As my child’s mind was trying to imagine how God was my father, I couldn’t reconcile my own distant and somehow sad earthly father with my loving Father in heaven. I know that, for several years, my prayers generally went out to a happy-looking Quaker gentleman. I’m telling you my story because I think many of us create God in an image that’s acceptable and understandable to us. And when we do that, things can get murky.  

For starters, our limited human minds can never truly grasp the splendor and majesty of God. As St. Augustine wrote, “…if you think you understand, then it isn’t God.” And this from one of the Lord’s closest friends. Our words (like “father”) limit our capacity to imagine the depth and grandeur of our Creator’s nature. We have a terrible time even trying to understand the Trinity as one God in three Persons. Remember how St. Patrick used the shamrock for this? We’re like little children, crawling around on the floor of a great library—trying to understand what’s in all the books around us without even being able to read.  

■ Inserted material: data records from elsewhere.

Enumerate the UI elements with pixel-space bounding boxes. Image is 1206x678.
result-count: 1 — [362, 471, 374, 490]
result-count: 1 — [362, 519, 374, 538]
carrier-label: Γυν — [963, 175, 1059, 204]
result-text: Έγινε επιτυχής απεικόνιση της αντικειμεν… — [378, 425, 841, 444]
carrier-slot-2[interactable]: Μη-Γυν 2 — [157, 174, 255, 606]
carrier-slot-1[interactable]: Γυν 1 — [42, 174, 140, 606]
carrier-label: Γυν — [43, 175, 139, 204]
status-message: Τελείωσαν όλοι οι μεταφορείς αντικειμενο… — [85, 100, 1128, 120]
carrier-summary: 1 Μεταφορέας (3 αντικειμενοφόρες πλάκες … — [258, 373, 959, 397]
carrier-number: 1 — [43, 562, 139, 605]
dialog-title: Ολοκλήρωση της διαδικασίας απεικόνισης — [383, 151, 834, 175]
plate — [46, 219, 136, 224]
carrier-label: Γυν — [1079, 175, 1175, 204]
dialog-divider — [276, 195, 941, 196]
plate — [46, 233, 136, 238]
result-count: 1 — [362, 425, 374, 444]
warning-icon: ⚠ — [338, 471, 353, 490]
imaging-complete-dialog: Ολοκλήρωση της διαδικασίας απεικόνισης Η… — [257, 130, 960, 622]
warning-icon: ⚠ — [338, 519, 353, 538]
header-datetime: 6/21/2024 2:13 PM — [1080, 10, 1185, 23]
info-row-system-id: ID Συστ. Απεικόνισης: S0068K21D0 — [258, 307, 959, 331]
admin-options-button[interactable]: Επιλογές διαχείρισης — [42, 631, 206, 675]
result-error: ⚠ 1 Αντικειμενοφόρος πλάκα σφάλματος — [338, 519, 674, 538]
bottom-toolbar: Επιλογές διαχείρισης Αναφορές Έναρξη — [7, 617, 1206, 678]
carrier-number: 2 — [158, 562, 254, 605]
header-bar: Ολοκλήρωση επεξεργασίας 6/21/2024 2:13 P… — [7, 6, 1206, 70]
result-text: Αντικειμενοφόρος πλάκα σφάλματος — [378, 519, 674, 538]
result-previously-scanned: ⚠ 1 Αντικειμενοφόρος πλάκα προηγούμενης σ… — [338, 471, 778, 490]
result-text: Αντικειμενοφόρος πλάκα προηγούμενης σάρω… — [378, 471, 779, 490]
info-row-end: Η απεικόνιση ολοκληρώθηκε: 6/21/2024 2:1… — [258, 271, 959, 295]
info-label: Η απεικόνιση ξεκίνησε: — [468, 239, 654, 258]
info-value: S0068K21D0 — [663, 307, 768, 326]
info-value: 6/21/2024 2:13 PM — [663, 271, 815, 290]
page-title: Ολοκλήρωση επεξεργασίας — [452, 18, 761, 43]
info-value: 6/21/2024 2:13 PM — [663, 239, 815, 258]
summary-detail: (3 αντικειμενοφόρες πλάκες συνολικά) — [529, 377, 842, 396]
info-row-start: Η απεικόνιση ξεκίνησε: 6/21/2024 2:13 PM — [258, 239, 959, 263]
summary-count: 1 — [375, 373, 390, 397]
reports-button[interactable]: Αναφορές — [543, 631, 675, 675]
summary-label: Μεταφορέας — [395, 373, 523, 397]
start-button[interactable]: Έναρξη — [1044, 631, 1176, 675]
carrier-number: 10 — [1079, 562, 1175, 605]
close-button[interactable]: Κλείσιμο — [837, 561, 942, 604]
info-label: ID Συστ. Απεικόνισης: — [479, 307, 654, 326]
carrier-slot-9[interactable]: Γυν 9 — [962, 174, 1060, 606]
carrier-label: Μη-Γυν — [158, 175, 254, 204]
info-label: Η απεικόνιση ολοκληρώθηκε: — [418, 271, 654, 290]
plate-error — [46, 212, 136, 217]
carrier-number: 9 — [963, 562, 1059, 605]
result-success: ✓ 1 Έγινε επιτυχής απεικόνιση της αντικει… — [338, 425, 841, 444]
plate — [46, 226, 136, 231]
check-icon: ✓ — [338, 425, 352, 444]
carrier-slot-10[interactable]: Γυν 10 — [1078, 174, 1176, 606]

And that’s fine with God. He gave us Holy Scripture which is His love story for us. He sent us His only Son to reveal His face and His love. He gives us His Holy Spirit to strengthen our faith and guide us in holiness. We don’t have to be theologians to love and serve the Lord, however. Remember that He calls us to become like little children (Matthew 18:3-4) in our relationships with Him. We trust and obey and know that He will always be there with us through everything. Our understanding of a father’s love may be limited and colored by our earthly relationships. Lent is a season of invitation—a time to deepen our Scriptural reading, our time in prayer, and our service to others. Each Lent is an opportunity to repent and renew our relationship with the Father’s love for us.  

When you say to God, ‘Our Father,’ He has His ear right next to your lips.”